Dive Brief:
- Stripe’s co-founder and chief executive, Patrick Collison, will join the board of Meta Platforms effective Tuesday, according to a Friday press release from the social media company.
- Dina Powell McCormick, a former national security advisor to President Donald Trump, will also join Meta’s board on Tuesday. She is currently vice chair, president and head of global client services at BDT & MSD Partners, a merchant bank and advisory firm. She was also an assistant secretary of state under President George W. Bush’s administration and a former Goldman Sachs executive.
- “Their perspective will be extremely valuable to businesses that rely on our services to grow," Meta CEO Mark Zuckerberg said Friday in a news release. The additions expand Meta’s board to 15 directors, including Zuckerberg.
Dive Insight:
Meta directors received $50,000 compensation plus additional money for serving on a committee, according to the company’s 2024 proxy statement. New directors can receive up to $2 million, including stock grants, during their first year on the board, with a $1 million limit after that.
"Between WhatsApp, Instagram and Facebook, Meta is one of the internet's most important platforms for businesses,” Collison said in a news release. “I look forward to helping them navigate the abundant opportunities of the coming years.”

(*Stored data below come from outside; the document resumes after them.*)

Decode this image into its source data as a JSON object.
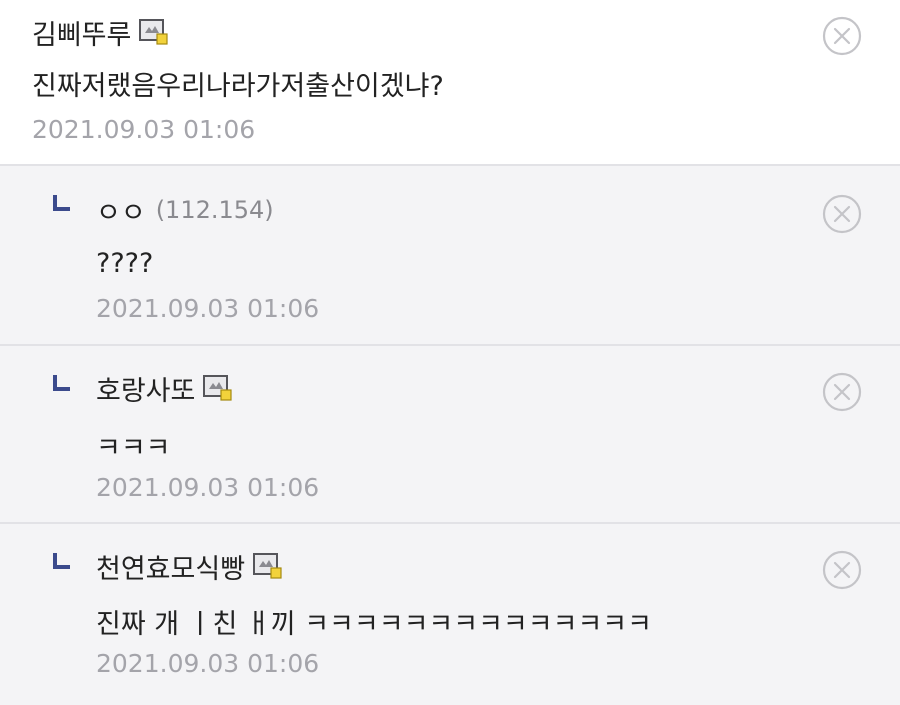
{
  "comments": [
    {
      "nickname": "김삐뚜루",
      "ip": "",
      "fixed_nick_icon": "fixed-nick-icon",
      "text": "진짜저랬음우리나라가저출산이겠냐?",
      "date": "2021.09.03 01:06",
      "is_reply": false
    },
    {
      "nickname": "ㅇㅇ",
      "ip": "(112.154)",
      "fixed_nick_icon": "",
      "text": "????",
      "date": "2021.09.03 01:06",
      "is_reply": true
    },
    {
      "nickname": "호랑사또",
      "ip": "",
      "fixed_nick_icon": "fixed-nick-icon",
      "text": "ㅋㅋㅋ",
      "date": "2021.09.03 01:06",
      "is_reply": true
    },
    {
      "nickname": "천연효모식빵",
      "ip": "",
      "fixed_nick_icon": "fixed-nick-icon",
      "text": "진짜 개 ㅣ친 ㅐ끼 ㅋㅋㅋㅋㅋㅋㅋㅋㅋㅋㅋㅋㅋㅋ",
      "date": "2021.09.03 01:06",
      "is_reply": true
    }
  ],
  "icons": {
    "delete": "delete-circle-x-icon",
    "reply": "reply-arrow-icon",
    "nick": "fixed-nick-icon"
  },
  "colors": {
    "reply_background": "#f4f4f6",
    "divider": "#e2e2e6",
    "date_text": "#a4a4aa",
    "reply_marker": "#3b4a8c"
  }
}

Collison previously served on a Meta advisory board to help guide the company's artificial intelligence strategy, joining that group in May. A second member of the advisory board, technology investor Charlie Songhurst, also became a Meta director this year.
For several years, privately held Stripe, with headquarters in San Francisco and Dublin, has been the object of speculation about whether it would seek to become a publicly traded company. The company processed $1.4 trillion in payment volume last year, a 38% increase from 2023.

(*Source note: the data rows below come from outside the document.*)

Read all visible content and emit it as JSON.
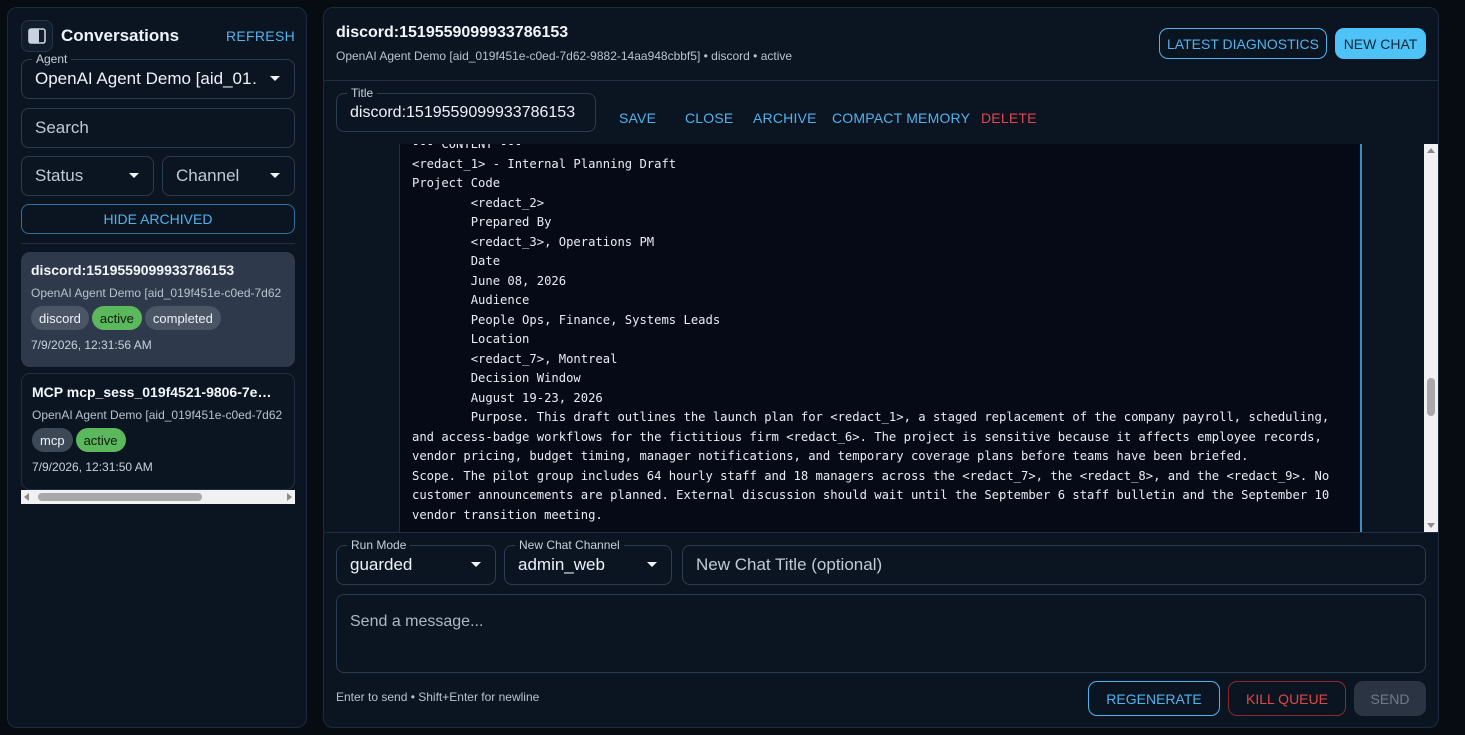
{
  "sidebar": {
    "title": "Conversations",
    "refresh_label": "REFRESH",
    "agent": {
      "legend": "Agent",
      "value": "OpenAI Agent Demo [aid_01…"
    },
    "search": {
      "placeholder": "Search"
    },
    "status_filter": {
      "value": "Status"
    },
    "channel_filter": {
      "value": "Channel"
    },
    "hide_archived_label": "HIDE ARCHIVED",
    "conversations": [
      {
        "name": "discord:1519559099933786153",
        "subtitle": "OpenAI Agent Demo [aid_019f451e-c0ed-7d62",
        "chips": [
          "discord",
          "active",
          "completed"
        ],
        "time": "7/9/2026, 12:31:56 AM"
      },
      {
        "name": "MCP mcp_sess_019f4521-9806-7e…",
        "subtitle": "OpenAI Agent Demo [aid_019f451e-c0ed-7d62",
        "chips": [
          "mcp",
          "active"
        ],
        "time": "7/9/2026, 12:31:50 AM"
      }
    ]
  },
  "header": {
    "chat_id": "discord:1519559099933786153",
    "meta": "OpenAI Agent Demo [aid_019f451e-c0ed-7d62-9882-14aa948cbbf5] • discord • active",
    "latest_diagnostics_label": "LATEST DIAGNOSTICS",
    "new_chat_label": "NEW CHAT"
  },
  "titlebar": {
    "legend": "Title",
    "value": "discord:1519559099933786153",
    "actions": {
      "save": "SAVE",
      "close": "CLOSE",
      "archive": "ARCHIVE",
      "compact_memory": "COMPACT MEMORY",
      "delete": "DELETE"
    }
  },
  "message": {
    "content": "--- CONTENT ---\n<redact_1> - Internal Planning Draft\nProject Code\n        <redact_2>\n        Prepared By\n        <redact_3>, Operations PM\n        Date\n        June 08, 2026\n        Audience\n        People Ops, Finance, Systems Leads\n        Location\n        <redact_7>, Montreal\n        Decision Window\n        August 19-23, 2026\n        Purpose. This draft outlines the launch plan for <redact_1>, a staged replacement of the company payroll, scheduling,\nand access-badge workflows for the fictitious firm <redact_6>. The project is sensitive because it affects employee records,\nvendor pricing, budget timing, manager notifications, and temporary coverage plans before teams have been briefed.\nScope. The pilot group includes 64 hourly staff and 18 managers across the <redact_7>, the <redact_8>, and the <redact_9>. No\ncustomer announcements are planned. External discussion should wait until the September 6 staff bulletin and the September 10\nvendor transition meeting."
  },
  "composer": {
    "run_mode": {
      "legend": "Run Mode",
      "value": "guarded"
    },
    "channel": {
      "legend": "New Chat Channel",
      "value": "admin_web"
    },
    "new_chat_title": {
      "placeholder": "New Chat Title (optional)"
    },
    "message_placeholder": "Send a message...",
    "hint": "Enter to send • Shift+Enter for newline",
    "regenerate_label": "REGENERATE",
    "kill_queue_label": "KILL QUEUE",
    "send_label": "SEND"
  }
}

Stripe is profitable “and expects to remain so in the coming years,” it said in a February news release.
Collison and McCormick are part of a broad board shuffle at Meta this year. The social media giant added three new directors in January, including Dana White, the president and chief executive of Ultimate Fighting Championship, the mixed martial arts company.

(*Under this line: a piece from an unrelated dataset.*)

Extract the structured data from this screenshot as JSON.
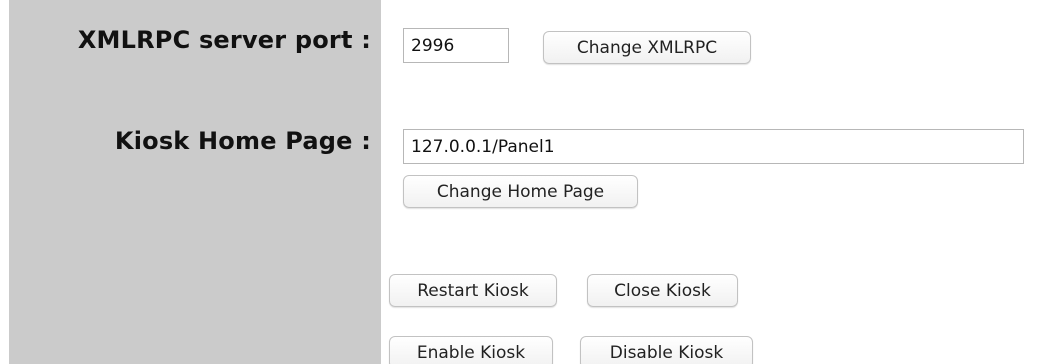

Some of the recent board changes are widely viewed – along with Meta’s $1 million donation to Trump’s inauguration and its $25 million lawsuit settlement to Trump – as efforts to help neuter a potential Trump administration crackdown on large technology companies, which some conservatives have accused of censoring their views.
White, for example, has been friendly with Trump and spoke at recent Republican national conventions.
In February, Meta’s board increased the target bonus percentage for company executives from 75% to 200% of their base salaries, excluding CEO Mark Zuckerberg, according to a securities filing. Directors said they had concluded that Meta’s total cash compensation for executives “was at or below 15th percentile” of executives at a group of peer companies.